これまでの研究概要

 

<糸状菌による有用油脂類の生産と分子レベルでの解析>

 

アラキドン酸、エイコサペンタエン酸(EPA:プロスタグランジンの前駆体)などの高度不飽和脂肪酸を、医薬品や機能性食品として利用する動きが最近活発化しているが、これまでその豊富な供給源は知られていなかった。微生物界にその給源を求め探索した結果、Mortierella属カビが、アラキドン酸を著量生産することを見出した。さらに、培養条件の制御や変異株の育種により、ジホモ-γ-リノレン酸やEPAなど様々な高度不飽和脂肪酸の選択的な生産も実現した。これらは10,000リットル培養装置で実用レベルの生産実験を行っている。また、新たな機能性油脂の生産を目指し、様々な微生物の探索をさらに行っている。さらに、高度不飽和脂肪酸生合成に関与する酵素および遺伝子レベルでの解析も進めている。

 

Mortierella alpina 1S-4における高度不飽和脂肪酸生合成経路

 

Δ9, Δ12, Δ6, Δ5, Δ17はそれぞれの位置の不飽和化酵素を示す。

また、ELは鎖長延長酵素をを示す。

 

寒天平板培地上でのMortierella属糸状菌のコロニー形成

 

Mortierella属はMortierella (A)とMicromucor (B)の2亜属に分けられる。

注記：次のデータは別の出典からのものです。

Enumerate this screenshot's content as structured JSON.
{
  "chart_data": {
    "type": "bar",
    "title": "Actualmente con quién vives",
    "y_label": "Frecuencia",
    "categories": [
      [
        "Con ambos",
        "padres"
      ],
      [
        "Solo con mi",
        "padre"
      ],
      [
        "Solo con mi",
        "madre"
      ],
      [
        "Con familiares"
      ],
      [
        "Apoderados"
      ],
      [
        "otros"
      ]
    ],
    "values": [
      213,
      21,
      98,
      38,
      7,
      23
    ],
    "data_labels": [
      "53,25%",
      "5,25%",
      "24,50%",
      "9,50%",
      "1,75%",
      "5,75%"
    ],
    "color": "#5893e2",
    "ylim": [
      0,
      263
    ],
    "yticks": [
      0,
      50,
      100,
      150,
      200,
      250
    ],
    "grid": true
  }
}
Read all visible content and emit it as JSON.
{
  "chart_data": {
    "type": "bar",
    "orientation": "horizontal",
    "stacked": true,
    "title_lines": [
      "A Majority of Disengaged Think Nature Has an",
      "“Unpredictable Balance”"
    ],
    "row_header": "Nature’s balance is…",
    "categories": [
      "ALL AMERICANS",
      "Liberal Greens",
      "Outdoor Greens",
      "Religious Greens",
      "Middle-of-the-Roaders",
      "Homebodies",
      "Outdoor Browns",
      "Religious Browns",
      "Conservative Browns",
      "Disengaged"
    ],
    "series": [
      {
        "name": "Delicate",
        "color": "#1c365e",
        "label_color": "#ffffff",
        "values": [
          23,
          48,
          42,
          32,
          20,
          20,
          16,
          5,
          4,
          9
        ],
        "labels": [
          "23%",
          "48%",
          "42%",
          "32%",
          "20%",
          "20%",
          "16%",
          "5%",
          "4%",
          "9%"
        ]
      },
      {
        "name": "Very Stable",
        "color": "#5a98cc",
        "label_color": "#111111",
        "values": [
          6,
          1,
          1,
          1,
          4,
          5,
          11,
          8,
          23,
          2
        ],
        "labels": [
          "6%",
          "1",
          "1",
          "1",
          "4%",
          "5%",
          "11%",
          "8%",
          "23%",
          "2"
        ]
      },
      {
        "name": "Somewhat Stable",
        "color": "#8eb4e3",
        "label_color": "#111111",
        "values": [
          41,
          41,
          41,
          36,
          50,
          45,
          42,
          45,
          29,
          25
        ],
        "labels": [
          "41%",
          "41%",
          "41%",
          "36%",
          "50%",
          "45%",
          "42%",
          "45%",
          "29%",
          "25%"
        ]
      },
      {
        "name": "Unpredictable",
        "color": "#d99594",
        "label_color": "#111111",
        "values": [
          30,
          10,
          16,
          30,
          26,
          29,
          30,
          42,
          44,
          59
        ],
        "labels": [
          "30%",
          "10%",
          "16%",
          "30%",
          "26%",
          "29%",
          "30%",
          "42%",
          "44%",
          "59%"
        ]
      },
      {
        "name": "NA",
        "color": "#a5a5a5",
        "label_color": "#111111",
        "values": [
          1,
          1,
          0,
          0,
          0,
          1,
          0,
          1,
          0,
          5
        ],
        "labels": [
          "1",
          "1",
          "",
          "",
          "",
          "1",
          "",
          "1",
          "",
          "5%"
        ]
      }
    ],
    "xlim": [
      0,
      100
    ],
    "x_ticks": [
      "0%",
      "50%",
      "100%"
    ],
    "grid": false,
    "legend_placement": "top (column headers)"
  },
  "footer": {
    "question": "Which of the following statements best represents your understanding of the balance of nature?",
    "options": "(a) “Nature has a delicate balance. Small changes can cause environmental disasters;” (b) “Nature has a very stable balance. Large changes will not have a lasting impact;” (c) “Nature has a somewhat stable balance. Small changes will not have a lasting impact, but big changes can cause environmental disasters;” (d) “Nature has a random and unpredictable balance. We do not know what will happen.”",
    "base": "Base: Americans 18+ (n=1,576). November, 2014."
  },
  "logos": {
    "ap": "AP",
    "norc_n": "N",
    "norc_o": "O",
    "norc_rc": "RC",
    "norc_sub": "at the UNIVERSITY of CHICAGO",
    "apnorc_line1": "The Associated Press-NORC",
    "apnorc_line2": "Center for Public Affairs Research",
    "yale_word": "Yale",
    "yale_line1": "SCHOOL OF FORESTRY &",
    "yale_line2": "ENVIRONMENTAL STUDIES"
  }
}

Mortierella亜属の菌株は平板培地ではバラの花のように美しいコロニーをつくる。この亜属はすべてアラキドン酸など炭素数20の脂肪酸を生産するが、Micromucor亜属は炭素数18以下の脂肪酸しか生産しない。

 

(A) Mortierella alpina 1S-4

(B) Mortierella isabelina CBS 194.28

 

テトラゾリウム塩を含む寒天培地上でのMortierella属糸状菌の生育

 

(A) Triphenyltetrazolium chloride (TTC)を含む培地にM. alpina 1S-4を生育させると菌糸中に油脂が赤く染まり、油脂の著量蓄積が観察できる。

 

(B) 同じ培地で生育したM. isabellina CBS 194.28

 

Mortierella alpina 1S-4の菌糸中に蓄積した油滴

 

液体培地で生育したM. alpina 1S-4をTCCで染色すると、菌糸中に蓄積した無数の油滴が観察できる。